Judy Faulkner, meanwhile, has open disdain for what she sees as Wall Street’s short-term focus on quarterly dividends. Epic has its own stock plan for employees. Mitch DeWitt of Walkner Condon Financial Advisors, whose clients include Epic employees, says he has seen three primary variations.
They include stock offered for sale at a discounted price (Epic also offers low-interest loans to facilitate purchases); outright stock grants to key employees; and “stock appreciation rights,” in which employees don’t actually own the shares but profit from their gain in value. (An Epic spokeswoman denies the stock is offered at a discounted price.)
Private appraisal rather than the closing bell of Wall Street’s trading day determines stock value.
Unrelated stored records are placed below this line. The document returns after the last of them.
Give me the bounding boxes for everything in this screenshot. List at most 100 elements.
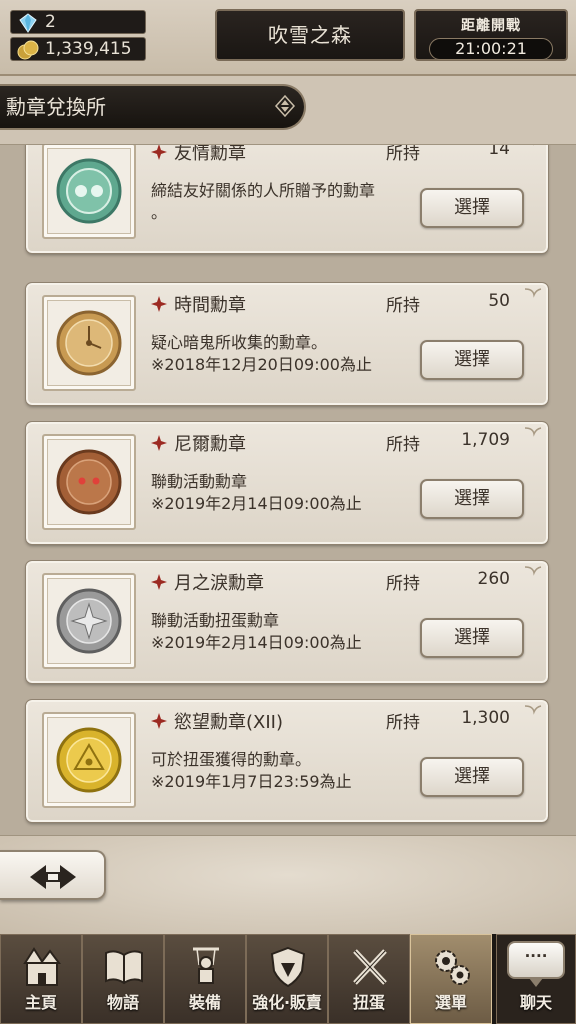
medal-description-line: 締結友好關係的人所贈予的勳章 [151, 181, 376, 200]
nav-gacha[interactable]: 扭蛋 [328, 934, 410, 1024]
battle-countdown-timer: 21:00:21 [429, 38, 553, 60]
held-count: 14 [488, 144, 510, 159]
nier-medal-icon [56, 449, 122, 515]
nav-label: 扭蛋 [352, 993, 385, 1012]
nav-label: 物語 [106, 993, 139, 1012]
medal-image-frame [42, 434, 136, 530]
medal-description-line: ※2019年1月7日23:59為止 [151, 772, 352, 791]
gem-counter: 2 [10, 10, 146, 34]
corner-ornament-icon [524, 288, 542, 298]
sort-toggle-icon[interactable] [274, 95, 296, 117]
coin-count: 1,339,415 [45, 39, 132, 59]
corner-ornament-icon [533, 145, 535, 146]
cross-ornament-icon [151, 145, 167, 160]
desire-medal-icon [56, 727, 122, 793]
nav-chat[interactable]: ···· 聊天 [496, 934, 576, 1024]
held-label: 所持 [386, 144, 420, 164]
moon-tear-medal-icon [56, 588, 122, 654]
medal-name: 慾望勳章(XII) [174, 712, 283, 733]
held-count: 50 [488, 291, 510, 311]
back-button[interactable] [0, 850, 106, 900]
held-label: 所持 [386, 713, 420, 733]
select-button[interactable]: 選擇 [420, 188, 524, 228]
castle-icon [23, 947, 61, 986]
cross-ornament-icon [151, 435, 167, 451]
medal-card: 慾望勳章(XII) 所持 1,300 可於扭蛋獲得的勳章。 ※2019年1月7日… [25, 699, 549, 823]
medal-name: 友情勳章 [174, 144, 246, 164]
medal-image-frame [42, 295, 136, 391]
select-button[interactable]: 選擇 [420, 340, 524, 380]
corner-ornament-icon [524, 566, 542, 576]
medal-image-frame [42, 573, 136, 669]
medal-name: 時間勳章 [174, 295, 246, 316]
puppet-icon [193, 947, 219, 984]
medal-description-line: ※2018年12月20日09:00為止 [151, 355, 372, 374]
medal-image-frame [42, 712, 136, 808]
gears-icon [435, 950, 470, 985]
gem-count: 2 [45, 12, 56, 32]
chat-bubble-icon: ···· [507, 941, 565, 987]
back-arrow-icon [30, 865, 76, 889]
medal-description-line: ※2019年2月14日09:00為止 [151, 494, 362, 513]
shield-icon [270, 946, 306, 988]
bottom-nav: 主頁 物語 裝備 強化‧販賣 扭蛋 選單 ···· 聊天 [0, 934, 576, 1024]
medal-card: 月之淚勳章 所持 260 聯動活動扭蛋勳章 ※2019年2月14日09:00為止… [25, 560, 549, 684]
medal-name: 月之淚勳章 [174, 573, 264, 594]
select-button[interactable]: 選擇 [420, 479, 524, 519]
held-count: 260 [477, 569, 510, 589]
gem-icon [19, 13, 37, 33]
nav-menu[interactable]: 選單 [410, 934, 492, 1024]
medal-name: 尼爾勳章 [174, 434, 246, 455]
medal-description-line: ※2019年2月14日09:00為止 [151, 633, 362, 652]
held-label: 所持 [386, 435, 420, 455]
area-title: 吹雪之森 [215, 9, 405, 61]
nav-label: 主頁 [24, 993, 57, 1012]
medal-description: 聯動活動扭蛋勳章 ※2019年2月14日09:00為止 [151, 610, 419, 654]
medal-card: 友情勳章 所持 14 締結友好關係的人所贈予的勳章 。 選擇 [25, 144, 549, 254]
cross-ornament-icon [151, 713, 167, 729]
coin-counter: 1,339,415 [10, 37, 146, 61]
medal-description: 聯動活動勳章 ※2019年2月14日09:00為止 [151, 471, 419, 515]
friendship-medal-icon [56, 158, 122, 224]
select-button[interactable]: 選擇 [420, 757, 524, 797]
medal-image-frame [42, 145, 136, 239]
coin-icon [17, 40, 39, 60]
held-label: 所持 [386, 296, 420, 316]
medal-description-line: 聯動活動扭蛋勳章 [151, 611, 280, 630]
battle-countdown-label: 距離開戰 [461, 18, 521, 34]
corner-ornament-icon [524, 705, 542, 715]
medal-description-line: 疑心暗鬼所收集的勳章。 [151, 333, 328, 352]
medal-list[interactable]: 友情勳章 所持 14 締結友好關係的人所贈予的勳章 。 選擇 時間勳章 所持 5… [0, 144, 576, 836]
time-medal-icon [56, 310, 122, 376]
held-count: 1,300 [461, 708, 510, 728]
nav-label: 裝備 [188, 993, 221, 1012]
cross-ornament-icon [151, 296, 167, 312]
cross-ornament-icon [151, 574, 167, 590]
nav-enhance[interactable]: 強化‧販賣 [246, 934, 328, 1024]
medal-card: 尼爾勳章 所持 1,709 聯動活動勳章 ※2019年2月14日09:00為止 … [25, 421, 549, 545]
lower-area [0, 836, 576, 934]
nav-home[interactable]: 主頁 [0, 934, 82, 1024]
battle-countdown[interactable]: 距離開戰 21:00:21 [414, 9, 568, 61]
medal-card: 時間勳章 所持 50 疑心暗鬼所收集的勳章。 ※2018年12月20日09:00… [25, 282, 549, 406]
crossed-swords-icon [353, 949, 387, 985]
medal-description: 締結友好關係的人所贈予的勳章 。 [151, 180, 419, 224]
nav-label: 選單 [434, 993, 467, 1012]
held-count: 1,709 [461, 430, 510, 450]
top-status-bar: 2 1,339,415 吹雪之森 距離開戰 21:00:21 [0, 0, 576, 76]
nav-equip[interactable]: 裝備 [164, 934, 246, 1024]
select-button[interactable]: 選擇 [420, 618, 524, 658]
nav-label: 強化‧販賣 [252, 993, 322, 1012]
section-header: 勳章兌換所 [0, 84, 306, 130]
medal-description: 疑心暗鬼所收集的勳章。 ※2018年12月20日09:00為止 [151, 332, 419, 376]
book-icon [105, 950, 143, 985]
nav-label: 聊天 [519, 993, 552, 1012]
medal-description: 可於扭蛋獲得的勳章。 ※2019年1月7日23:59為止 [151, 749, 419, 793]
nav-story[interactable]: 物語 [82, 934, 164, 1024]
section-title: 勳章兌換所 [6, 95, 106, 119]
corner-ornament-icon [524, 427, 542, 437]
medal-description-line: 。 [151, 203, 168, 222]
medal-description-line: 可於扭蛋獲得的勳章。 [151, 750, 312, 769]
held-label: 所持 [386, 574, 420, 594]
medal-description-line: 聯動活動勳章 [151, 472, 248, 491]
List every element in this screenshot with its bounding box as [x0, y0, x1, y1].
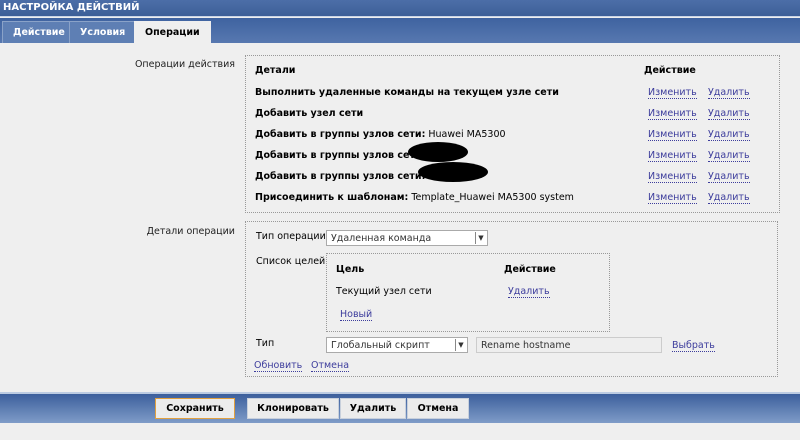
tab-action[interactable]: Действие	[2, 21, 76, 43]
col-target-action: Действие	[504, 264, 556, 275]
operation-title: Добавить в группы узлов сети:	[255, 171, 426, 182]
page-title: НАСТРОЙКА ДЕЙСТВИЙ	[0, 0, 800, 17]
chevron-down-icon: ▼	[455, 339, 466, 351]
tab-bar: Действие Условия Операции	[0, 18, 800, 43]
targets-table: Цель Действие Текущий узел сети Удалить …	[326, 253, 610, 332]
delete-link[interactable]: Удалить	[708, 150, 750, 162]
operation-details: Тип операции Удаленная команда ▼ Список ц…	[245, 221, 778, 377]
edit-link[interactable]: Изменить	[648, 129, 697, 141]
delete-link[interactable]: Удалить	[708, 87, 750, 99]
type-label: Тип	[256, 338, 275, 349]
save-button[interactable]: Сохранить	[155, 398, 235, 419]
cancel-button[interactable]: Отмена	[407, 398, 469, 419]
cancel-link[interactable]: Отмена	[311, 360, 350, 372]
edit-link[interactable]: Изменить	[648, 108, 697, 120]
edit-link[interactable]: Изменить	[648, 171, 697, 183]
operation-title: Добавить в группы узлов сети:	[255, 129, 426, 140]
delete-link[interactable]: Удалить	[708, 192, 750, 204]
script-field[interactable]: Rename hostname	[476, 337, 662, 353]
col-details: Детали	[255, 65, 296, 76]
target-delete-link[interactable]: Удалить	[508, 286, 550, 298]
choose-link[interactable]: Выбрать	[672, 340, 715, 352]
edit-link[interactable]: Изменить	[648, 150, 697, 162]
operation-detail: Template_Huawei MA5300 system	[408, 192, 574, 203]
type-select[interactable]: Глобальный скрипт ▼	[326, 337, 468, 353]
col-target: Цель	[336, 264, 365, 275]
operation-row: Выполнить удаленные команды на текущем у…	[255, 87, 559, 98]
operation-row: Добавить узел сети	[255, 108, 363, 119]
targets-label: Список целей	[256, 256, 326, 267]
new-target-link[interactable]: Новый	[340, 309, 373, 321]
update-link[interactable]: Обновить	[254, 360, 303, 372]
operation-title: Присоединить к шаблонам:	[255, 192, 409, 203]
edit-link[interactable]: Изменить	[648, 87, 697, 99]
tab-operations[interactable]: Операции	[134, 21, 211, 43]
op-type-select[interactable]: Удаленная команда ▼	[326, 230, 488, 246]
op-type-label: Тип операции	[256, 231, 326, 242]
delete-button[interactable]: Удалить	[340, 398, 406, 419]
operation-title: Выполнить удаленные команды на текущем у…	[255, 87, 559, 98]
chevron-down-icon: ▼	[475, 232, 486, 244]
operation-detail: Huawei MA5300	[425, 129, 506, 140]
col-action: Действие	[644, 65, 696, 76]
op-type-value: Удаленная команда	[331, 233, 432, 244]
delete-link[interactable]: Удалить	[708, 171, 750, 183]
clone-button[interactable]: Клонировать	[247, 398, 339, 419]
operation-title: Добавить в группы узлов сети:	[255, 150, 426, 161]
redacted	[418, 162, 488, 182]
operation-title: Добавить узел сети	[255, 108, 364, 119]
edit-link[interactable]: Изменить	[648, 192, 697, 204]
operations-table: Детали Действие Выполнить удаленные кома…	[245, 55, 780, 213]
type-value: Глобальный скрипт	[331, 340, 430, 351]
tab-conditions[interactable]: Условия	[69, 21, 137, 43]
operation-row: Присоединить к шаблонам: Template_Huawei…	[255, 192, 574, 203]
operation-row: Добавить в группы узлов сети:	[255, 150, 425, 161]
target-name: Текущий узел сети	[336, 286, 432, 297]
operation-row: Добавить в группы узлов сети:	[255, 171, 425, 182]
redacted	[408, 142, 468, 162]
operation-row: Добавить в группы узлов сети: Huawei MA5…	[255, 129, 506, 140]
details-label: Детали операции	[146, 226, 235, 237]
delete-link[interactable]: Удалить	[708, 108, 750, 120]
operations-label: Операции действия	[134, 59, 235, 70]
delete-link[interactable]: Удалить	[708, 129, 750, 141]
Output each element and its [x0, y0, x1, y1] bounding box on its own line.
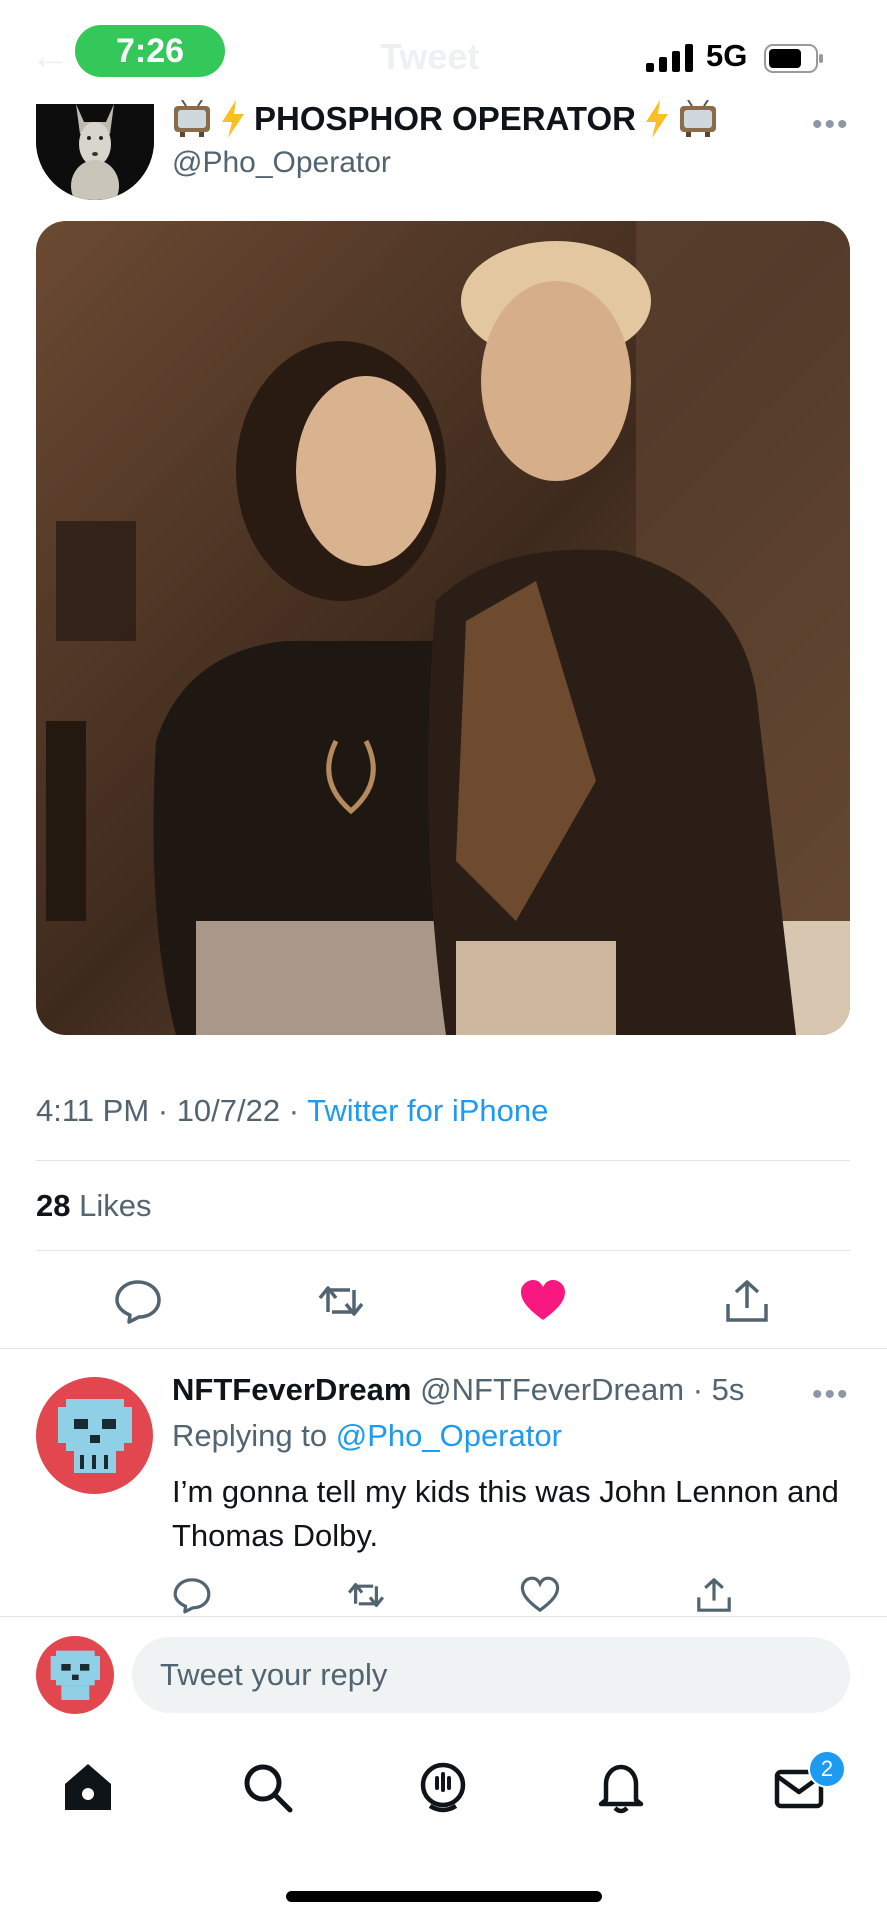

Various strings are attached to the Epic plans, says DeWitt, including a vesting schedule. Stockholders who leave Epic are subject to a lengthened noncompete period (for two years, according to an Epic employee who has seen the document and who requested anonymity). Epic reserves the right to buy back the stock of departing employees.
Iverson praises Epic as “a smart company that got big.” He’s only met Faulkner once at a social event — perhaps not surprising considering how insular the Epic operation is. Still, it’s a small town and Iverson is a key player in the local tech scene just as Faulkner is.
When I asked Iverson if WARF and Epic were collaborating, he said no. “They’re not a licensee of ours. We don’t have any projects with them.” He added that he didn’t see that as a negative or a positive. “It’s just what it is.”